10. Concluímos que as normas constitucionais, ao organizarem o Estado democrático de
Direito, se dirigem à formação integral do Homem, no respeito à sua dignidade essencial,
visando a geração de cidadãos responsáveis. Como regime político na liberdade, é
necessária a construção e sustentação do Bem comum em todas as atividades humanas. É
ele o aglutinador responsável, fomentador dos grupos sociais naturais, famílias,
comunidades, sindicatos, associações, organizações não governamentais, e as empresas.
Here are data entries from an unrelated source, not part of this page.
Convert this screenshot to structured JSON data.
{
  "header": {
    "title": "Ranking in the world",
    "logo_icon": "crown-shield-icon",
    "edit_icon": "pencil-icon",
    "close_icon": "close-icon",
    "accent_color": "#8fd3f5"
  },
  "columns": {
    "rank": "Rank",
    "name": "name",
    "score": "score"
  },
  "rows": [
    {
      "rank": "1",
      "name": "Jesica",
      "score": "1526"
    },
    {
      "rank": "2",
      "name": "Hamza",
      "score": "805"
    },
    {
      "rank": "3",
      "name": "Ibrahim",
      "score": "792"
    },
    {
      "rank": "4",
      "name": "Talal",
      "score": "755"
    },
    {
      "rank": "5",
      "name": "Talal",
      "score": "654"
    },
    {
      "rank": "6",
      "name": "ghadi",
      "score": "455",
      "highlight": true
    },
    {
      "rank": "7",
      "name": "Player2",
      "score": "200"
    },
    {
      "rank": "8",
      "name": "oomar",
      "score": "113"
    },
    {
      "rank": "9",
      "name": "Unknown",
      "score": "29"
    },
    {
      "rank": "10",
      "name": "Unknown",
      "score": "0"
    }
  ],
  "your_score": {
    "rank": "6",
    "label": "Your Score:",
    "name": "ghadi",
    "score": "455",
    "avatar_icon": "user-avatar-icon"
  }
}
11. A recente Encíclica Caritas in Veritate incentiva a iniciativa empresarial e lembra que
os princípios da solidariedade e fraternidade, básicos para a vida social, devem orientar a
economia a superar a lógica de acumulação de riquezas sem distribuí-las de imediato,
porque ofende a dignidade das pessoas.
12. Recorda que a solidariedade é necessária dentro da atividade produtiva, como tratam de
realizá-la as atividades de responsabilidade social das empresas. A economia é um fato
humano e comunitário e sua dimensão ética situa-se no interior do processo produtivo, e
não apenas no momento seguinte.
26
13. O princípio da fraternidade assume papel proeminente na economia, pois uma
sociedade fraterna é também solidária. A fraternidade é princípio de organização social,
pois permite aos semelhantes serem diferentes na liberdade e na igualdade, garante a livre
atividade econômica, e oferece aos empresários uma nova visão social para além dos
limites da empresa, enfatizando seu compromisso ético com vistas ao bem comum.